Erano in piedi così, come in una scatola di sardine. E fuoriuscivano dalla porta ed erano tutti seduti nel mentre cantavano ad alta voce, ‘Quale amico in Cristo abbiamo...’ nella loro lingua. Ed ho pensato tra me e me: ‘Ah, interessante!’ Perché quella è musica occidentale, non è nata dagli indiani nativi della Cordigliera delle Ande, mica la conoscevano... Ma sapete la cosa incredibile è che quello che era successo, è che alcune persone erano rimaste lì per anni, anni e anni senza mai avere alcun successo, non successe mai nulla, e finalmente lo Spirito di Dio irruppe, e quegli indiani divennero cristiani immediatamente, ci fu un risveglio enorme, e c’erano indiani che furono salvati dappertutto, e costruirono una piccola chiesetta e s’incontravano rimanendo in piedi, proprio così, per tutto il tempo. E s’incontravano e cantavano inno dopo inno, dopo inno, dopo inno... E mi sono detto: ‘Sai, c’è una cosa che tutti i cristiani hanno in comune’. Abbiamo tutti un nuovo canto quando veniamo a Cristo, non è vero? Quella non era la stessa canzone che cantavano gli altri abitanti del villaggio, era un nuovo canto, un canto che esprimeva una nuova dimensione di vita.

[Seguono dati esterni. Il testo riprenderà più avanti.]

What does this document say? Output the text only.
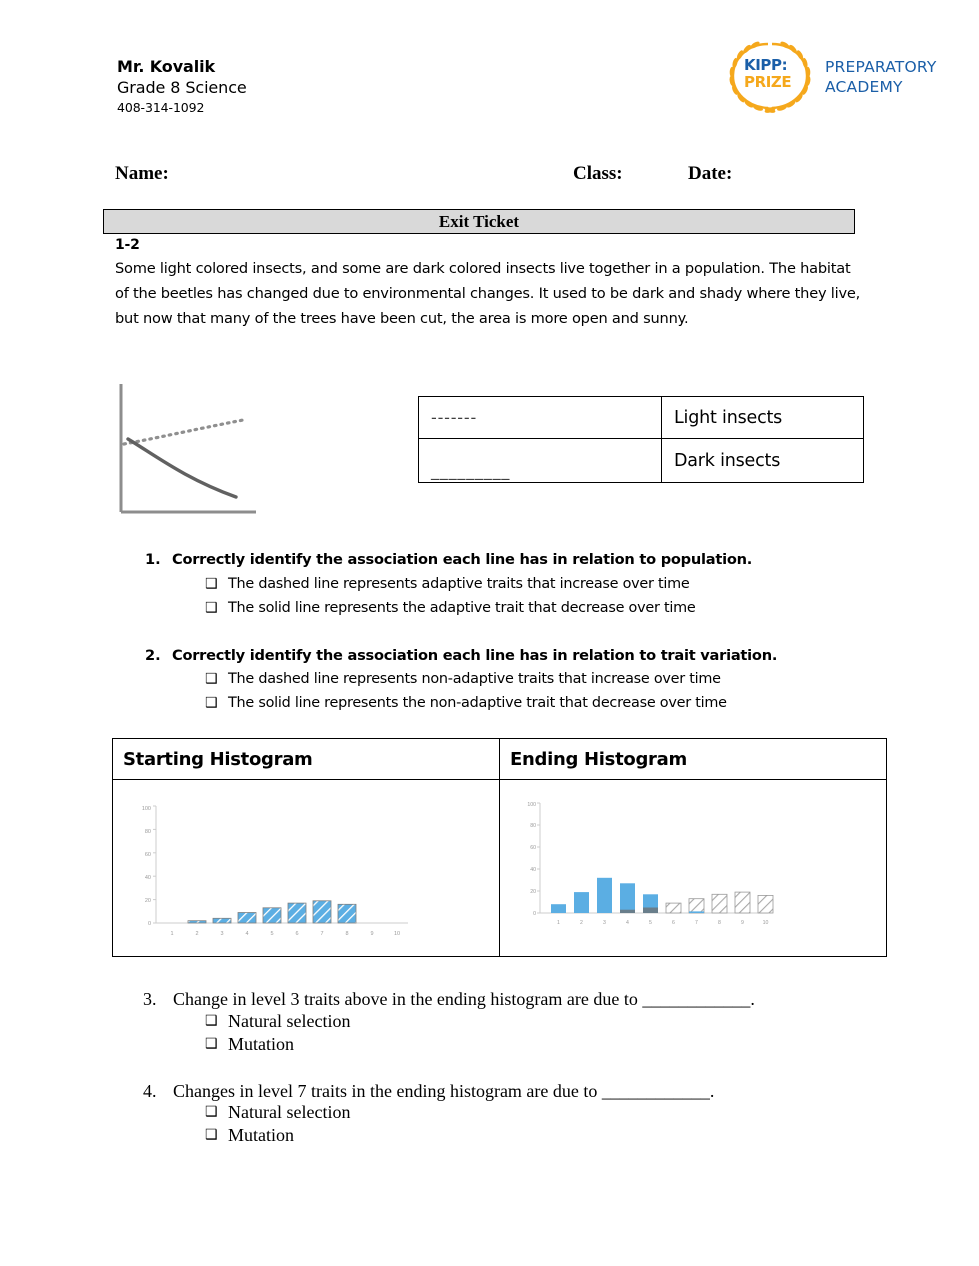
Mr. Kovalik
Grade 8 Science
408-314-1092
KIPP:
PRIZE
PREPARATORY
ACADEMY
Name:	Class:	Date:
Exit Ticket
1-2
Some light colored insects, and some are dark colored insects live together in a population. The habitat of the beetles has changed due to environmental changes. It used to be dark and shady where they live, but now that many of the trees have been cut, the area is more open and sunny.
-------	Light insects
_________	Dark insects
1. Correctly identify the association each line has in relation to population.
❑ The dashed line represents adaptive traits that increase over time
❑ The solid line represents the adaptive trait that decrease over time
2. Correctly identify the association each line has in relation to trait variation.
❑ The dashed line represents non-adaptive traits that increase over time
❑ The solid line represents the non-adaptive trait that decrease over time
Starting Histogram	Ending Histogram

0
20
40
60
80
100
1	2	3	4	5	6	7	8	9	10

0
20
40
60
80
100
1	2	3	4	5	6	7	8	9	10
3. Change in level 3 traits above in the ending histogram are due to ____________.
❑ Natural selection
❑ Mutation
4. Changes in level 7 traits in the ending histogram are due to ____________.
❑ Natural selection
❑ Mutation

Questa è una delle prime cose che accadono nella vita del cristiano. Qualcosa succede dentro di me che mi dà un nuovo canto! Sono così felice che Dio ci abbia dato l’opportunità di esprimerci in questo modo. E sono così grato che il Signore abbia presentato quel primo concetto, che quando siamo ricolmi di Spirito, il primo risultato è per noi. Sono felice per quel tipo di grazia; e la prossima volta vedremo un po’ come influisce sul nostro rapporto con Lui e con il resto delle persone, preghiamo.
Grazie, Padre ancora una volta questa mattina per la gioia di stare insieme, la gioia di cantare i canti dei redenti con i redenti. Voglio ringraziarti soprattutto oggi per i musicisti di talento che ci hai dato, come Jack Coleman, Reggie e molti altri, Mary Jane, Steve e molti altri Padre, che cantano e ci servono in quel modo. Padre, quanto sono importanti nel tuo piano, quanto sono meravigliosamente importanti perché dirigono, e coordinamento e guidano i canti che si trovano nei nostri cuori. Grazie per coloro che hanno scritto i grandi canti del passato e anche nei nostri giorni. Grazie Signore, per il canto. Ma soprattutto, grazie per il Tuo Spirito Santo che vive in noi e ci riempie quando ci abbandoniamo a Lui. Oh, Dio, aiutaci a camminare nello Spirito in modo che, qualunque cosa accada nella vita, anche se saremo perseguitati, o anche se tutto crollerà, se camminiamo nel Tuo Spirito, avremo sempre una canzone da cantare. Ti ringraziamo nel nome di Cristo. Amen.